I suppose there could be a fundamentally different kind of test bot that runs nightly or so and just tries loading the latest module packages against updated RHEL/Alma/what-have-you, since RH are the only ones where a premade binary is provided. @behlendorf does that sound like something the project would be interested in doing, or too niche a problem to solve?
Bumping the 8.7 rebuild from kmod-zfs-2.1.6-1.el8.x86_64 to kmod-zfs-2.1.6-2.el8.x86_64 would also have the advantage that users upgrading EL8.6 systems to EL8.7 could be blissfully unaware of this problem and receive an automatic update (assuming they properly update /etc/yum.repos.d/zfs.repo). However, as it stands an update of an EL8.6 system that already has a working kmod-zfs-2.1.6-1.el8.x86_64 installed will not automatically reinstall the working 8.7 kmod and a reboot will hang.
RedHat does promise kernel binary compatibility within a minor release as long as the kmod uses only whitelisted symbols. Unfortunately, ZFS needs symbols beyond those on the whitelist, and at least in this case there was a minor version bump, so no guarantees.
@rincebrain my feeling is this is a little too much of a niche problem. When a new RHEL/Alma/Rocky release is made we build against that kernel and verify the build with a full test suite run. Only if it passes do we post packages with kmods. Using binary kmods built against kernels from other minor releases isn't recommended. They may work, but they won't have been tested.
would also have the advantage that users upgrading EL8.6 systems to EL8.7 could be blissfully unaware of this problem and receive an automatic update
That's a good point and something we should consider doing in the future.
Can we set the dist part of the RPMs to have something like el8_<min_version> instead of el8 (eg: el8_6, el8_7)? This is a fairly common practice that we can see on redhat packages. This would allow us to upgrade from 8.6 to 8.7 by upgrading packages on different repositories.
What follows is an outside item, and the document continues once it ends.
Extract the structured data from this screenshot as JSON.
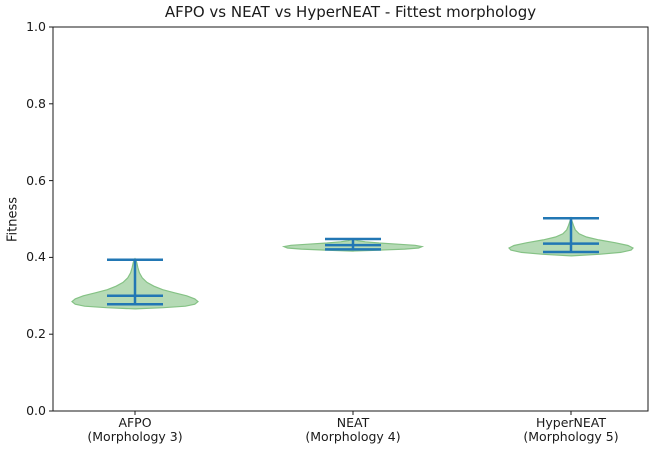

Right now, the packages on both 8.6 and 8.7 repositories have the same release, version etc.
@behlendorf, is it now save to upgrade rocky from 8.6 to 8.7? Because here, I don't see any new version and my update notification don't list any new zfs update.
@jb-alvarado I am successfully using the new 8.7 repository, but note that even if you have that repository configured, if you already installed kmod-zfs-2.1.6 from the 8.6 repository, then because the Release number was not bumped, it will not show as an update, and you need to dnf reinstall it.
Thank you @quartsize for the help!
It was now a bit complicate: I though I can run reinstall after reboot, but this did not work. So I had to boot in older Kernel, remove zfs, boot in new Kernel run sed -i "s/8.6/8.7/g" /etc/yum.repos.d/zfs.repo an install zfs again.
If you look in the https://zfsonlinux.org/epel/zfs-release-2-2$(rpm --eval "%{dist}").noarch.rpm package given on the page you linked, you'll see that the repofile provided therein uses the releasever variable -- on my Rocky 8 systems that's simply 8, and so I get http://download.zfsonlinux.org/epel/8/x86_64/, whose repomd.xml is the same as for 8.7, so using that version of the release package and/or repofile might save you needing to edit it to have the most recent repository available for any dnf reinstalls.